人材活用や省力化・効率化に注力
持続可能な企業への成長図る
福山通運株式会社
運送業界大手で、グループ会社を含め支店や営業所などの拠点は約400ヵ所に上る。法人向けを中心に貨物自動車運送事業や流通加工事業などで全国に物流網を広げている。
事業展開は国内にとどまらず、国際物流の拡大も図っている。2016年春に東南アジアの物流企業グループを買収。アセアン域内で国境を越えたトラックによる運送事業に乗り出しており、物流面からアセアン諸国の経済成長を支える。
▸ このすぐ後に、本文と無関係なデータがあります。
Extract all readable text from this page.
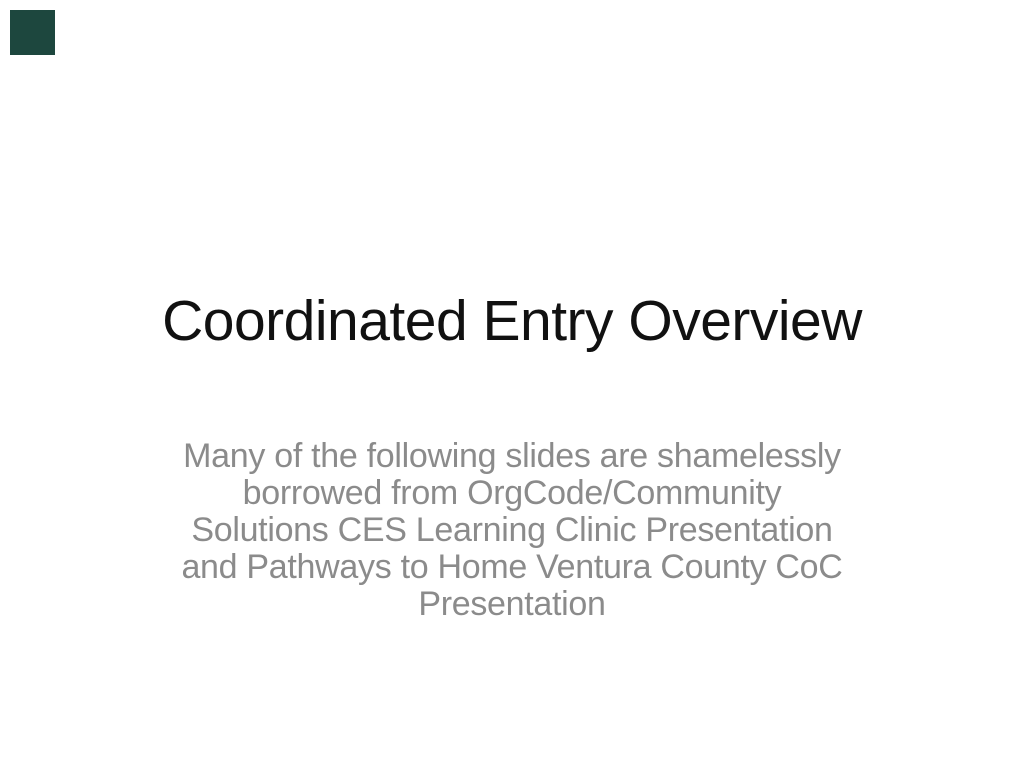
Coordinated Entry Overview
Many of the following slides are shamelessly
borrowed from OrgCode/Community
Solutions CES Learning Clinic Presentation
and Pathways to Home Ventura County CoC
Presentation
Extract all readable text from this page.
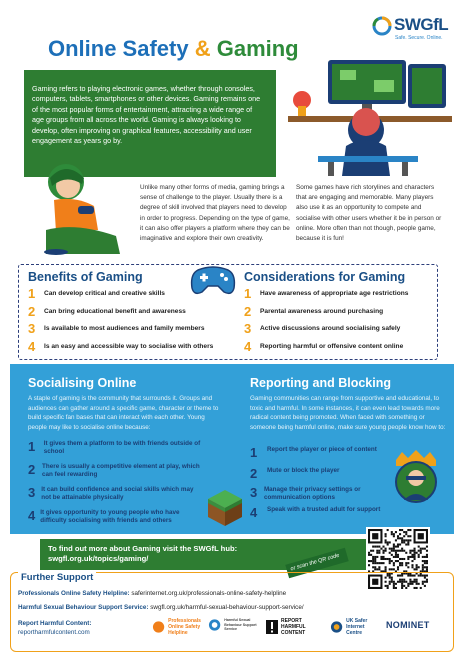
SWGfL
Safe. Secure. Online.
Online Safety & Gaming
Gaming refers to playing electronic games, whether through consoles, computers, tablets, smartphones or other devices. Gaming remains one of the most popular forms of entertainment, attracting a wide range of age groups from all across the world. Gaming is always looking to develop, often improving on graphical features, accessibility and user engagement as years go by.
Unlike many other forms of media, gaming brings a sense of challenge to the player. Usually there is a degree of skill involved that players need to develop in order to progress. Depending on the type of game, it can also offer players a platform where they can be imaginative and explore their own creativity.
Some games have rich storylines and characters that are engaging and memorable. Many players also use it as an opportunity to compete and socialise with other users whether it be in person or online. More often than not though, people game, because it is fun!
Benefits of Gaming	Considerations for Gaming
1	Can develop critical and creative skills
2	Can bring educational benefit and awareness
3	Is available to most audiences and family members
4	Is an easy and accessible way to socialise with others
1	Have awareness of appropriate age restrictions
2	Parental awareness around purchasing
3	Active discussions around socialising safely
4	Reporting harmful or offensive content online
Socialising Online
A staple of gaming is the community that surrounds it. Groups and audiences can gather around a specific game, character or theme to build specific fan bases that can interact with each other. Young people may like to socialise online because:
Reporting and Blocking
Gaming communities can range from supportive and educational, to toxic and harmful. In some instances, it can even lead towards more radical content being promoted. When faced with something or someone being harmful online, make sure young people know how to:
1	It gives them a platform to be with friends outside of school
2 There is usually a competitive element at play, which can feel rewarding
3 It can build confidence and social skills which may not be attainable physically
4 It gives opportunity to young people who have difficulty socialising with friends and others
1	Report the player or piece of content
2	Mute or block the player
3 Manage their privacy settings or communication options
4	Speak with a trusted adult for support
To find out more about Gaming visit the SWGfL hub:
swgfl.org.uk/topics/gaming/	or scan the QR code
Further Support
Professionals Online Safety Helpline: saferinternet.org.uk/professionals-online-safety-helpline
Harmful Sexual Behaviour Support Service: swgfl.org.uk/harmful-sexual-behaviour-support-service/
Report Harmful Content:
reportharmfulcontent.com
Professionals Online Safety Helpline
Harmful Sexual Behaviour Support Service
REPORT HARMFUL CONTENT
UK Safer Internet Centre
NOMINET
一方で運送業界の共通課題である、運転手を中心とした人手不足に対応する。求人・採用する際は、県内の同業では最高の給与水準を実現したという。また高卒採用を拡大し、新卒から時間をかけた運転手の育成にも努める。取引先企業への集配業務に当たる運転手には女性の採用も進め、従来の集配車両よりも小型で運転しやすい車両やAT車の導入も増やしている。
専用貨物列車を運行
人員の確保と労働環境の改善を図るため、専用貨物列車「福山レールエクスプレス号」(東京~大阪、東京~福山、名古屋~福岡)を運行し、大型トラック228台分相当の貨物をトラック輸送から鉄道輸送に切り替える「モーダルシフト」を実現した。 さらに17年10月からは愛知県北名古屋市と静岡県裾野市間で、大型トラック2台分の貨物を1台で運ぶ、全長25㍍のフルトレーラー(ダブル連結トラック)の運行を開始。同社にはダブル連結トラックの運転が可能なけん引免許保有者が1300人以上在籍し、今後の普及に期待が掛かる。 そのほか提携する西濃運輸(岐阜)とトラックの共同運行を実施するなど輸送効率を高めている。 支店や営業所のターミナルでは、貨物取扱量に応じて、自動計量計測装置を組み合わせた高速自動仕分け装置を導入し、ターミナルでの荷物の仕分け作業を省力化した。労働時間の短縮や、正確な計量計測による適正な運賃収受にもつながっている。 荷物問い合わせに対しては、運転手が使う携帯端末による、情報のデジタル化・オンライン化を実現したことで、従業員の作業効率の向上と省力化をもたらした。 同社は地球環境保護の面でも、社会的な責任を果たすため、企業努力を続けている。専用貨物列車の運行で年間のCO₂排出量を約7㌧削減。ハイブリッド車や天然ガス車の導入、アイドリングストップを心掛け、急発進・急加速をしないエコドライブの取り組みも並行して進める。中期計画で変革へ即応
18年度は創業70周年の節目の年に当たり、新たな中期経営計画「Challenge,Change 2020」もスタートした。計画では、産業や国民生活を支えるライフラインである物流サービスを安全・安心に継続して提供することを使命と認識。顧客や従業員、株主を含む全ての関係者の満足度向上を図ることで企業価値向上に努める。 また人口の減少や情報通信技術の革新によって予測される大きな社会変革への即応を経営の最優先課題に掲げ、ネットワーク関連へ300億円、情報関連へ140億円の投資を計画。20年度には売上高3000億円、7日連続休暇取得などの経営目標達成を目指し、持続可能な成長の実現を図る。会社概要
福山通運株式会社 本 社:福山市東深津町4 -20- 1 設 立:1948年 資本金:303億1045万円 売上高:2677億9900万円(2018年3 月期連結) 従業員数: 2 万4079人 事業内容:貨物自動車運送事業、貨物利用運送事業、 倉庫業、荷造梱包業、通関業ほか T E L:084-924-2000 http://www.fukutsu.co.jp
※2018年8月当時の情報です。